DeepDrive is emblematic of the new interest in university research projects around artificial intelligence and robotics, says Andrew Moore, the dean of Carnegie Mellon University’s school of computer science and a former Google employee. “We’ve hit this inversion where the stuff the universities are doing is applicable right now to industry,” he said.
Typically, university research needs to be adapted for specific industries or problem areas. That’s not the case with the current crop of AI technology, which is generating such excitement because it can be applied easily and quickly to new areas. “It’s a real boom time,” Moore said. Google and Facebook regularly turn research papers into products in a matter of months, as opposed to years. In 2014, Uber partnered with Carnegie Mellon to develop self-driving car technology. By 2015 it had hired away academics from the lab.

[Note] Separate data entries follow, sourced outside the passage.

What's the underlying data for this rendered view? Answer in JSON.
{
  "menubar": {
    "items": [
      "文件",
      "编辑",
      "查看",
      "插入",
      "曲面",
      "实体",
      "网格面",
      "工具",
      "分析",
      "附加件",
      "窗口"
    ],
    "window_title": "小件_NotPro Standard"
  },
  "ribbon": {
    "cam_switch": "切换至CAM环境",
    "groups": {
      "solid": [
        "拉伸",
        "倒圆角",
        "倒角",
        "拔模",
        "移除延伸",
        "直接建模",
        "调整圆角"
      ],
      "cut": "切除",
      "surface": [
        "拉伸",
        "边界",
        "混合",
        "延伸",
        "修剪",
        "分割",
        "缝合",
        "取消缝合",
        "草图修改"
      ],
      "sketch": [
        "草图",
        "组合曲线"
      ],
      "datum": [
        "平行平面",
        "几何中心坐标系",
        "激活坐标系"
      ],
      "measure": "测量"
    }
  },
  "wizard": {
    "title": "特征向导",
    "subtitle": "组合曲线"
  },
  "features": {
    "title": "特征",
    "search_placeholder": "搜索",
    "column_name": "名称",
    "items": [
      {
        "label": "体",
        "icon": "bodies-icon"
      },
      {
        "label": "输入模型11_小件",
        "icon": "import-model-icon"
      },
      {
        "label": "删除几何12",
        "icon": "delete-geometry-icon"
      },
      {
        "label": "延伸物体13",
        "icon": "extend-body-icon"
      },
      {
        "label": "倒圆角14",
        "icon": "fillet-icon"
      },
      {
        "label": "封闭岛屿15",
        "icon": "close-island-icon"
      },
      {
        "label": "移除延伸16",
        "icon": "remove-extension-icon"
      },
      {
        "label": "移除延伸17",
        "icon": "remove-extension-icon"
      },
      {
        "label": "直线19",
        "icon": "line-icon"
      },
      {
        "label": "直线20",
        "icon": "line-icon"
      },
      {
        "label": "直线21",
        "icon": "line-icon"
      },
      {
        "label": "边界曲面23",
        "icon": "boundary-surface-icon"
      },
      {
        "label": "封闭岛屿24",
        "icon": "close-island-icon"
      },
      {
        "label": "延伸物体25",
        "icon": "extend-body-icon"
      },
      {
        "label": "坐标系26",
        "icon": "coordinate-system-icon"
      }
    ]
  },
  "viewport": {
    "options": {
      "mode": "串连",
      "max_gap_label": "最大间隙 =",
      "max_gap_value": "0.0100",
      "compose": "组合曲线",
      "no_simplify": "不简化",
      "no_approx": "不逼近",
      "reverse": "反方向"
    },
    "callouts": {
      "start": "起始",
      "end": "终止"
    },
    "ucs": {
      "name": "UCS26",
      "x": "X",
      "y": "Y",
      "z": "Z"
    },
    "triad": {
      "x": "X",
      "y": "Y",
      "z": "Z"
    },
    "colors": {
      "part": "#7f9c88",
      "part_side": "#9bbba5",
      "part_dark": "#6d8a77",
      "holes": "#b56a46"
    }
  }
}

Car companies have been throwing a lot of money and resources at artificial intelligence lately. Ford moved the development of self-driving cars from its research lab to its engineering operations in June, as the company prepared to put AI into more of its vehicles. In September, Toyota hired Gill Pratt, the U.S. military’s top robotics engineer, as part of a $1 billion investment into developing smarter cars. Volkswagen AG used its presentation at the Geneva auto show in February to talk about its planned investments in self-driving cars.
The automakers are starting to worry that if they let Silicon Valley win the AI race, they’ll be sidelined as contract manufacturers of sheet metal– a future they’d like to avoid. So, as with past research pushes like hydrogen fuel cells, the competitors are coming together.
“You need to think differently about who is the partner and who is the enemy,” says Gartner’s Koslowski. “The whole notion of frenemies will become more important to the auto industry going forward.”
Most of all, it gives them a better chance to take some of the marketing sheen away from Google, which has garnered huge amounts of media attention for being the first company to create and demonstrate an autonomous vehicle. That’s likely galling to the auto companies which have been developing self-driving, or driver-assistive services (think cruise control) for years, but haven’t been so public with their zanier research efforts. After all, the team that won a government self-driving challenge in 2007 was sponsored by General Motors, Caterpillar, and Continental. (Then again, the director of that project, Chris Urmson, now runs Google’s self-driving car group.)
“Google has had a lot to do with this in terms of their ability to get out and really publicly talk about what they’re doing,” says Tom West, the director of the California Program for Advanced Transportation Technology at Berkeley. “I think a lot of the auto companies were doing a lot of this work and were doing it under wraps.”